The risk-free returns on government bonds are risk free because the government never goes bankrupt. Because it simply prints the money it needs.

When you start a company and a vc gives you a million dollars at a $10 million valuation, 1 million is real, the other 9 just got printed.

When you do labor, you print money. When you take out a loan and commit your future labor to paying interest, you are printing money (converting labor to money)

Not by the definition of money I am using when I refer to "the money supply" or the term "printing money".

I am referring to sum of money the FED has created.
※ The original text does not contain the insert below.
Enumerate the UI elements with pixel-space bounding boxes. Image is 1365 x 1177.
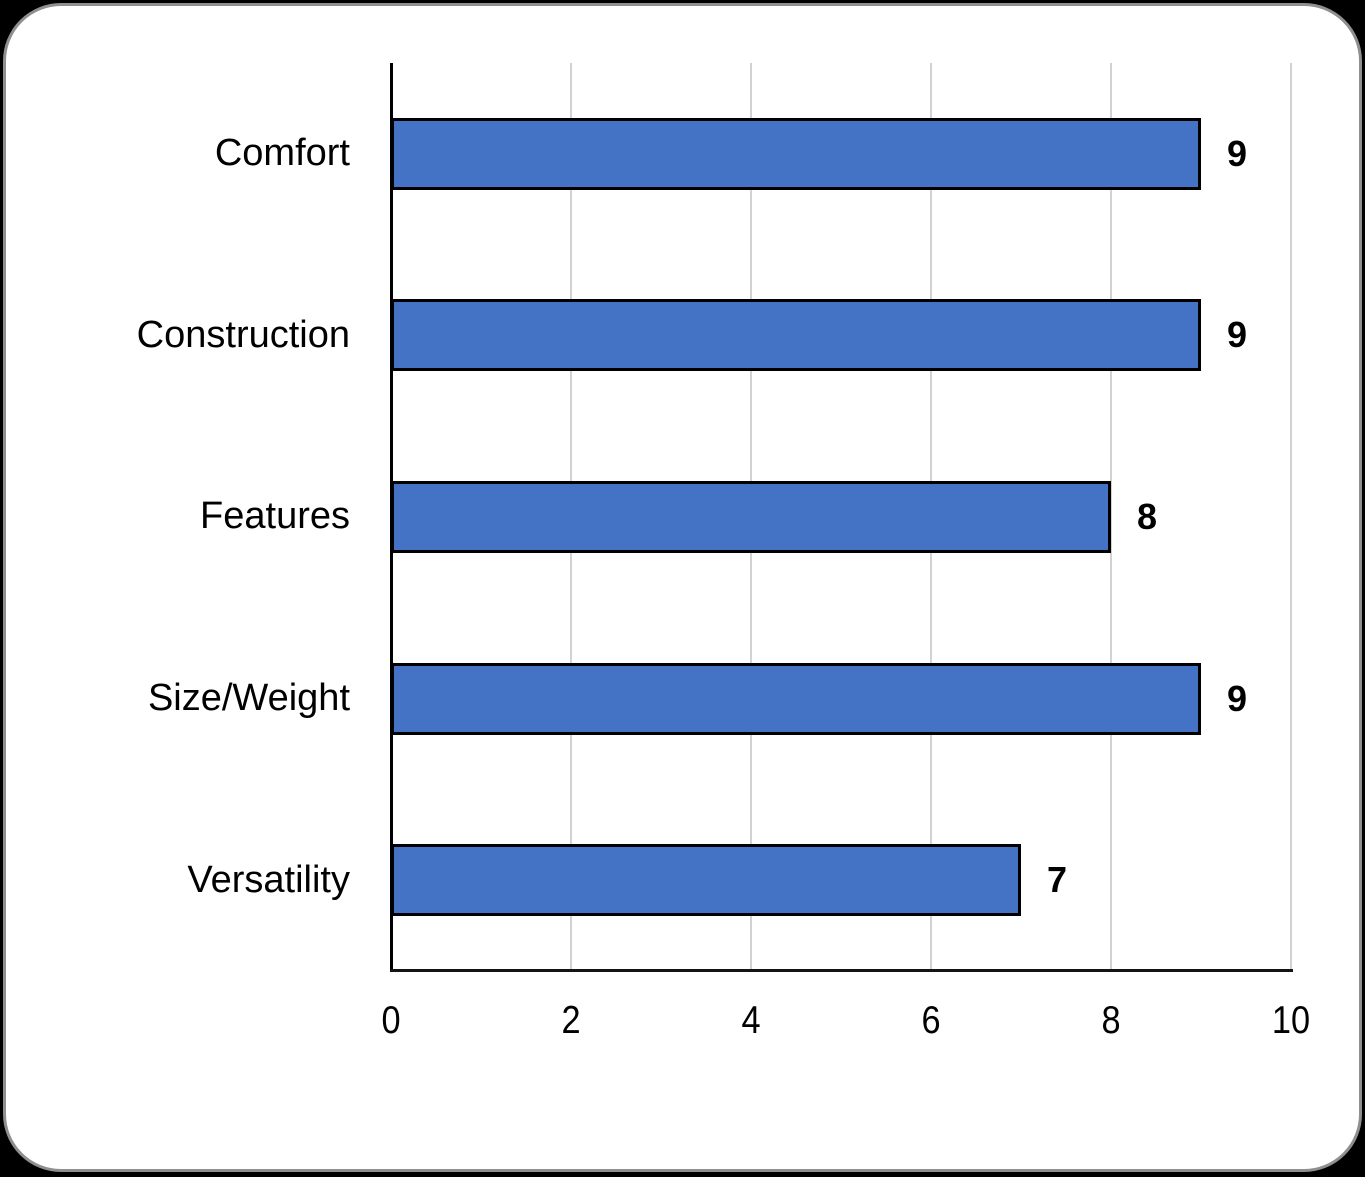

There is always two sides to money. The fed pays government workers, the other side is the worker’s labor. Fed buys bonds, the other side is the bond. Fed sells a bond, it destroys the money it receives back. fed buys gold, the other side is the gold. the other side is as much responsible for the money creation as the fed. Fed doesn’t unilaterally create money.
Money is printed every time a commercial bank makes a loan.

Money is destroyed when government sells treasuries.

If you buy treasuries you aren’t using it to buy goods and services.

When bank buys your debt, you spend the money on goods and services.

There are still those that take a loan, they will need to pay the higher interest. As long as there is a balance there will not need to be money printed.
One can take a loan from the government?
It takes many years and higher rates relative to inflation. Based on precedent, we are going to be in this inflationary period for some time.
No, the debt will be paid back with borrowed money.
If it is borrowed from the FED, then it is still paid back with printed money.